Gli eventi precipitano

di Giuliana Conforto

Perché tanti disastri, perché le guerre, il clima atmosferico impazzito, quello sociale e umano allo sbando e perché tanta fretta a concludere “riforme” che, secondo me, non sono affatto tali? Le risposte sono tante, ma c’è una che in genere sfugge. L’attenzione a stragi e a problemi insoluti nasconde la soluzione: l’unità tra Uomo e Universo, composto di infiniti mondi intelligenti, mondi nel futuro rispetto al nostro presente, come ha affermato Giordano Bruno e oggi confermano i calcoli.

Il mondo è in guerra… perché? Perché la mente umana è “educata” a credere alla divisione, vincolata a una memoria comune, scissa tra creazione ed evoluzione.
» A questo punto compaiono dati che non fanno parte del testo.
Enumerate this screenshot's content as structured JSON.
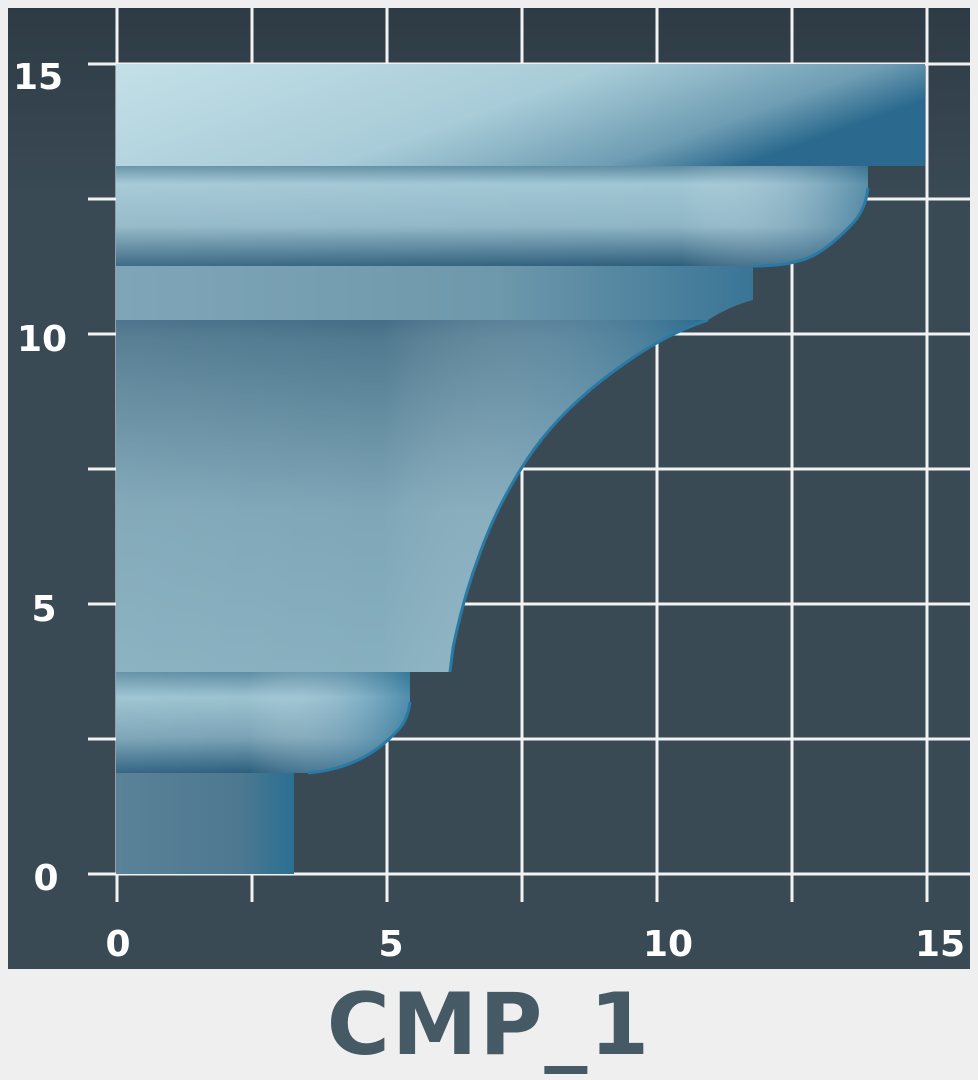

Da un lato teologie secondo cui il “buon dio” caccia Adamo ed Eva dal paradiso e, dall’altro, teorie come quella del Big Bang che espellono l’uomo – “unico” osservatore dell’universo – dall’universo stesso. Alla base di entrambe c’è un “unico dio” venerato da tutti, il tempo lineare, utile a calcolare le traiettorie dei proiettili, le orbite dei pianeti e persino le tappe dell’evoluzione cosmica e/o biologica. Questo “unico dio” domina la storia umana, fa crescere il debito e la miseria dei tanti, i profitti e i privilegi dei pochi che dirigono le finanze, la politica e il culto per lo stesso “unico dio”. 

Il fatto è che questo “unico dio” non esiste affatto in Natura, ma ormai tutti ci credono e il potere mondiale lo rende reale, coltivando un “sapere” contro… Natura. 
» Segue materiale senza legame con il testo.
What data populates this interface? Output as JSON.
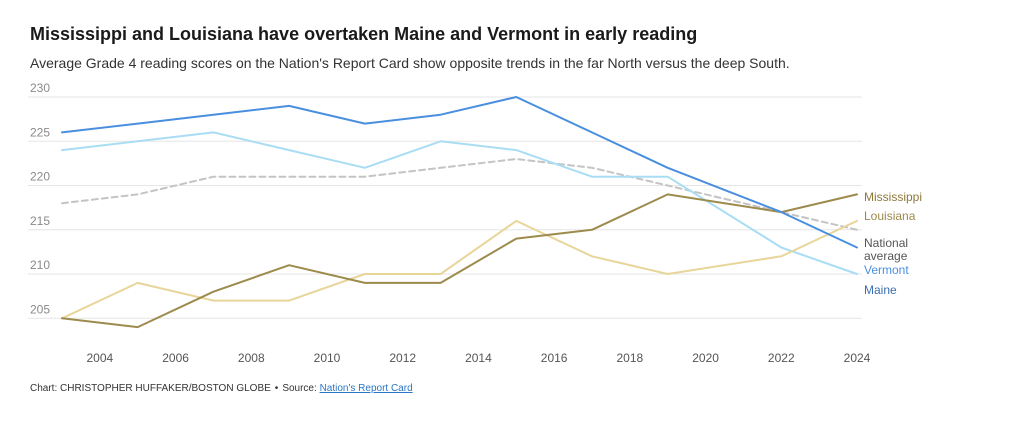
{
  "title": "Mississippi and Louisiana have overtaken Maine and Vermont in early reading",
  "subtitle": "Average Grade 4 reading scores on the Nation's Report Card show opposite trends in the far North versus the deep South.",
  "footer": {
    "credit": "Chart: CHRISTOPHER HUFFAKER/BOSTON GLOBE",
    "separator": "•",
    "source_prefix": "Source:",
    "source_link": "Nation's Report Card"
  },
  "colors": {
    "vermont": "#4a8fdf",
    "maine": "#a9ddf3",
    "national": "#c4c4c4",
    "mississippi": "#9c8b4c",
    "louisiana": "#e8d59a",
    "grid": "#e6e6e6",
    "axis_text": "#8a8a8a"
  },
  "chart_data": {
    "type": "line",
    "title": "Mississippi and Louisiana have overtaken Maine and Vermont in early reading",
    "xlabel": "",
    "ylabel": "",
    "xlim": [
      2003,
      2024
    ],
    "ylim": [
      203,
      230
    ],
    "x_ticks": [
      2004,
      2006,
      2008,
      2010,
      2012,
      2014,
      2016,
      2018,
      2020,
      2022,
      2024
    ],
    "y_ticks": [
      205,
      210,
      215,
      220,
      225,
      230
    ],
    "grid": true,
    "series": [
      {
        "name": "National average",
        "label_lines": [
          "National",
          "average"
        ],
        "key": "national",
        "dashed": true,
        "x": [
          2003,
          2005,
          2007,
          2009,
          2011,
          2013,
          2015,
          2017,
          2019,
          2022,
          2024
        ],
        "values": [
          218,
          219,
          221,
          221,
          221,
          222,
          223,
          222,
          220,
          217,
          215
        ]
      },
      {
        "name": "Maine",
        "label_lines": [
          "Maine"
        ],
        "key": "maine",
        "dashed": false,
        "x": [
          2003,
          2005,
          2007,
          2009,
          2011,
          2013,
          2015,
          2017,
          2019,
          2022,
          2024
        ],
        "values": [
          224,
          225,
          226,
          224,
          222,
          225,
          224,
          221,
          221,
          213,
          210
        ]
      },
      {
        "name": "Louisiana",
        "label_lines": [
          "Louisiana"
        ],
        "key": "louisiana",
        "dashed": false,
        "x": [
          2003,
          2005,
          2007,
          2009,
          2011,
          2013,
          2015,
          2017,
          2019,
          2022,
          2024
        ],
        "values": [
          205,
          209,
          207,
          207,
          210,
          210,
          216,
          212,
          210,
          212,
          216
        ]
      },
      {
        "name": "Mississippi",
        "label_lines": [
          "Mississippi"
        ],
        "key": "mississippi",
        "dashed": false,
        "x": [
          2003,
          2005,
          2007,
          2009,
          2011,
          2013,
          2015,
          2017,
          2019,
          2022,
          2024
        ],
        "values": [
          205,
          204,
          208,
          211,
          209,
          209,
          214,
          215,
          219,
          217,
          219
        ]
      },
      {
        "name": "Vermont",
        "label_lines": [
          "Vermont"
        ],
        "key": "vermont",
        "dashed": false,
        "x": [
          2003,
          2005,
          2007,
          2009,
          2011,
          2013,
          2015,
          2017,
          2019,
          2022,
          2024
        ],
        "values": [
          226,
          227,
          228,
          229,
          227,
          228,
          230,
          226,
          222,
          217,
          213
        ]
      }
    ]
  }
}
La Vita si rigenera in attimi imprevedibili, il cambio del clima è improvviso e i mutamenti sono senza precedenti, riconoscono tutti. Il rischio è che qualcuno dubiti di un “sapere” che è l’arma più efficace e duratura del potere; quest’ultimo ha fretta perciò di garantirsi il controllo sui popoli e sui media, di accrescere la paura del “nemico” e quindi riaffermare la “necessità” del suo migliore business: la produzione e la vendita di armi. 

Oltre al tempo lineare in terra, un altro grande inganno: lo spazio “vuoto” in cielo. In luglio 2014, i tecnici NASA dichiarano che la sonda Voyager 1 potrebbe non aver superato i “confini” del sistema solare, come era stato riportato in modo trionfale nel 2012 da tutti i quotidiani. Con un’altra sonda (IBEX) i tecnici avevano scoperto la natura della bolla magnetica – l’eliosfera – in cui è immerso il sistema solare, cioè siamo immersi. I suoi “confini” si comportano come specchi del vento solare. Che c’è oltre questa bolla? Forse niente; l’eliosfera può essere una caverna platonica sulle cui “pareti” – gli apparenti spazi “vuoti” o meglio gli specchi – vediamo proiettate le ombre, cioè immagini in 3D, ologrammi, come ho scritto nel mio libro Baby Sun Revelation. Questa ipotesi sconvolge le menti. 

“La luna è un ologramma? E allora le maree, le sue influenze sulla terra?” 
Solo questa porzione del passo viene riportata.